“I do not know yet. They told me not to come to the hospital until nine-thirty.”

“I guess you’re in a mess over there–eh?” he said, with his most boyish smile.

But Lyddy was not for idle converse. She nodded, thanked him for his kindness the evening before, and firmly shut the window. She thought she knew how to keep that young man in his place.

But she hadn’t the heart to do anything toward tidying up the flat now. And how she wished she might not have to do it!
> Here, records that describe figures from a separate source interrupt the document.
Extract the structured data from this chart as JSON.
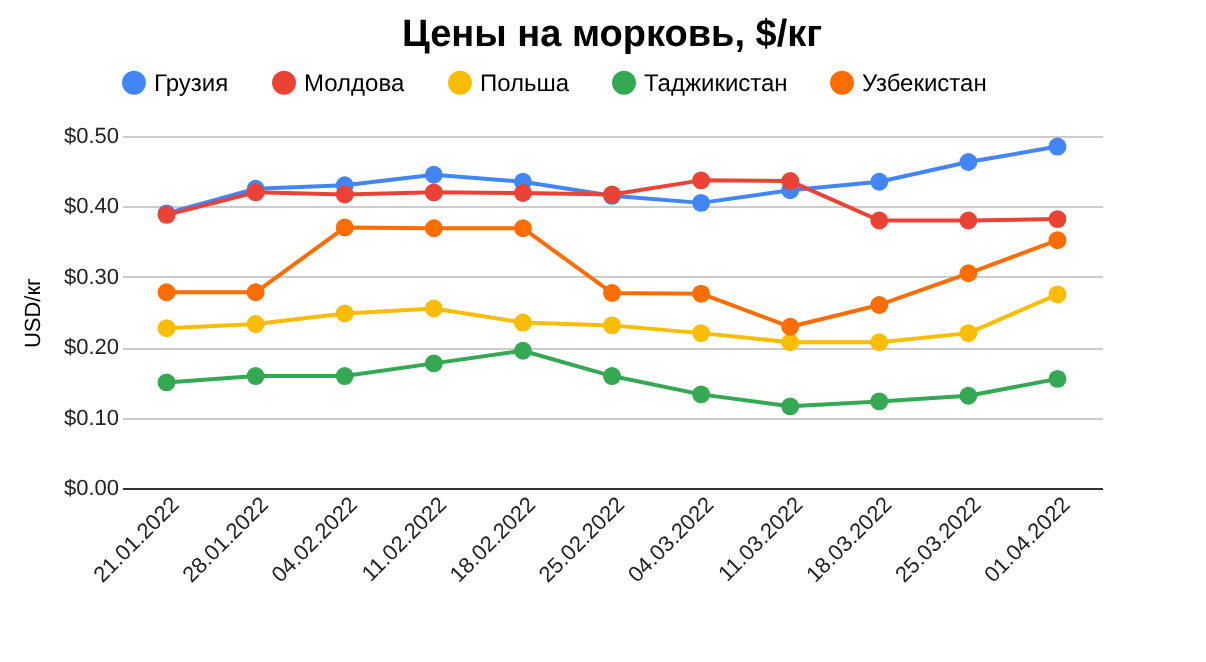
{
  "chart_data": {
    "type": "line",
    "title": "Цены на морковь, $/кг",
    "ylabel": "USD/кг",
    "categories": [
      "21.01.2022",
      "28.01.2022",
      "04.02.2022",
      "11.02.2022",
      "18.02.2022",
      "25.02.2022",
      "04.03.2022",
      "11.03.2022",
      "18.03.2022",
      "25.03.2022",
      "01.04.2022"
    ],
    "series": [
      {
        "name": "Грузия",
        "color": "#4285f4",
        "values": [
          0.39,
          0.425,
          0.43,
          0.445,
          0.435,
          0.415,
          0.405,
          0.423,
          0.435,
          0.463,
          0.485
        ]
      },
      {
        "name": "Молдова",
        "color": "#ea4335",
        "values": [
          0.388,
          0.42,
          0.417,
          0.42,
          0.419,
          0.417,
          0.437,
          0.436,
          0.38,
          0.38,
          0.382
        ]
      },
      {
        "name": "Польша",
        "color": "#fbbc04",
        "values": [
          0.227,
          0.233,
          0.248,
          0.255,
          0.235,
          0.231,
          0.22,
          0.207,
          0.207,
          0.22,
          0.275
        ]
      },
      {
        "name": "Таджикистан",
        "color": "#34a853",
        "values": [
          0.15,
          0.159,
          0.159,
          0.177,
          0.195,
          0.159,
          0.133,
          0.116,
          0.123,
          0.131,
          0.155
        ]
      },
      {
        "name": "Узбекистан",
        "color": "#ff6d01",
        "values": [
          0.278,
          0.278,
          0.37,
          0.369,
          0.369,
          0.277,
          0.276,
          0.229,
          0.26,
          0.305,
          0.352
        ]
      }
    ],
    "ylim": [
      0,
      0.5
    ],
    "yticks": [
      {
        "value": 0,
        "label": "$0.00"
      },
      {
        "value": 0.1,
        "label": "$0.10"
      },
      {
        "value": 0.2,
        "label": "$0.20"
      },
      {
        "value": 0.3,
        "label": "$0.30"
      },
      {
        "value": 0.4,
        "label": "$0.40"
      },
      {
        "value": 0.5,
        "label": "$0.50"
      }
    ],
    "grid": "y",
    "legend": "top",
    "marker": "circle",
    "line_style": "solid"
  }
}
“If we could only take our clothing and the bedding and little things, and walk out,” she murmured, standing in the middle of the little parlor.

To try to “pick up the pieces” here was going to be dreadfully hard.

“I wish some fairy would come along and transport us all to Hillcrest Farm in the twinkling of an eye,” said Lyddy to herself. “I–I’d rather starve out there than live as we have for the past three months here.”

She went to the door of the flat just as somebody tapped gently on the panel. A poorly dressed Jewish man stood hesitating on the threshold.

“I’m sorry,” said Lyddy, hastily; “but we had trouble here last night–a fire. I can’t cook anything, and really haven’t a thing to give—”

Her mother had boasted that she had never turned away a beggar hungry from her door, and the oldest Bray girl always tried to feed the deserving. The man shook his head eagerly.